Le pavillon des hommes

2009 October 26

Il est mignon non? *ç*

Ceci n’est pas une critique (car je n’ai pour l’instant lu que les deux premiers tomes) mais un message d’adoration pour Fumi Yoshinaga, qui a toujours dessiné des manga exceptionnels et continue, avec Le pavillon des hommes, de m’étonner par sa maîtrise du dessin de ses personnages (les décors ont toujours été un peu faibles, mais elle s’est visiblement améliorée) et le développement psychologique fouillé des protagonistes qui composent les deux premiers tomes de ce manga.

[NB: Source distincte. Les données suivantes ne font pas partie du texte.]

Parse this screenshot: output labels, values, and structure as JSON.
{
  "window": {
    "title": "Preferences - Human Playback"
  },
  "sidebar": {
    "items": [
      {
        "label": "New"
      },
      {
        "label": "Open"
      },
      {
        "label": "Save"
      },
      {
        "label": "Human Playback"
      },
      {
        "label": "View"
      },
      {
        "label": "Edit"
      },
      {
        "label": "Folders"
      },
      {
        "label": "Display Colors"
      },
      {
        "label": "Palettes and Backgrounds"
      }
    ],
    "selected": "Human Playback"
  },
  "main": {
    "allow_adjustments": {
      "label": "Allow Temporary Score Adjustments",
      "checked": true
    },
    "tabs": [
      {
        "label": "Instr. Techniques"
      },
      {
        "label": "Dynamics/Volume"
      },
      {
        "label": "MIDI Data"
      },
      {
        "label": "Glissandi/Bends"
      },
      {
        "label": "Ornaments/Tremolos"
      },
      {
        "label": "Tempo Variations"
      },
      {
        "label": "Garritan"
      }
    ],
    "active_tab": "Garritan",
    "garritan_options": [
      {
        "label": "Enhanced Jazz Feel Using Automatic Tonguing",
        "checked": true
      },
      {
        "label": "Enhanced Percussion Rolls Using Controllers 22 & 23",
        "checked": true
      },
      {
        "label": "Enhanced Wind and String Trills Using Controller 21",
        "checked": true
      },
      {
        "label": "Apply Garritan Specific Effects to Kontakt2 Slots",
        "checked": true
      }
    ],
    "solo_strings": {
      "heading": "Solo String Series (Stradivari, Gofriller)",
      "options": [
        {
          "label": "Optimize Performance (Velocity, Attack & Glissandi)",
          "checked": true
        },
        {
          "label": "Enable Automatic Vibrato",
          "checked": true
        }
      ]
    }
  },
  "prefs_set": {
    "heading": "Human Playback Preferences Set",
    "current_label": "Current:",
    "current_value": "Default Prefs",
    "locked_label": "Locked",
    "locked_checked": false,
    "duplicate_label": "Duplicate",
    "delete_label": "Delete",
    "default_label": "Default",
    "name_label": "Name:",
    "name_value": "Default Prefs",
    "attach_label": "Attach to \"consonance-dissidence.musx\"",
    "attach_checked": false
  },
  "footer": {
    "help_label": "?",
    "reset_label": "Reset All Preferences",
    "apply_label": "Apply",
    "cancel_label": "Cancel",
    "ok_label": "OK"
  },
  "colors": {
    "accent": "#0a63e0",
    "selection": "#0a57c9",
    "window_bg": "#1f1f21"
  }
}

J’avais rapidement évoqué dans un article précédent son oeuvre précédemment sortie chez nous chez Casterman, All my darling daughters, un one-shot mature décrivant les relations entre une femme célibataire et sa fille qui pose en filigrane la question de la place de la femme au Japon. Si vous ne l’avez pas lu, précipitez-vous dessus, car ce manga, en plus d’être assez réaliste, est l’un des seuls exemples de manga qui aborde des questions féminines et féministes et reste très doux et tendre, bref très féminin (rigolez pas, je l’ai ressenti comme ça, mais si le genre vous attire, lisez aussi Broderies de Marjane Satrapi, c’est délicieux).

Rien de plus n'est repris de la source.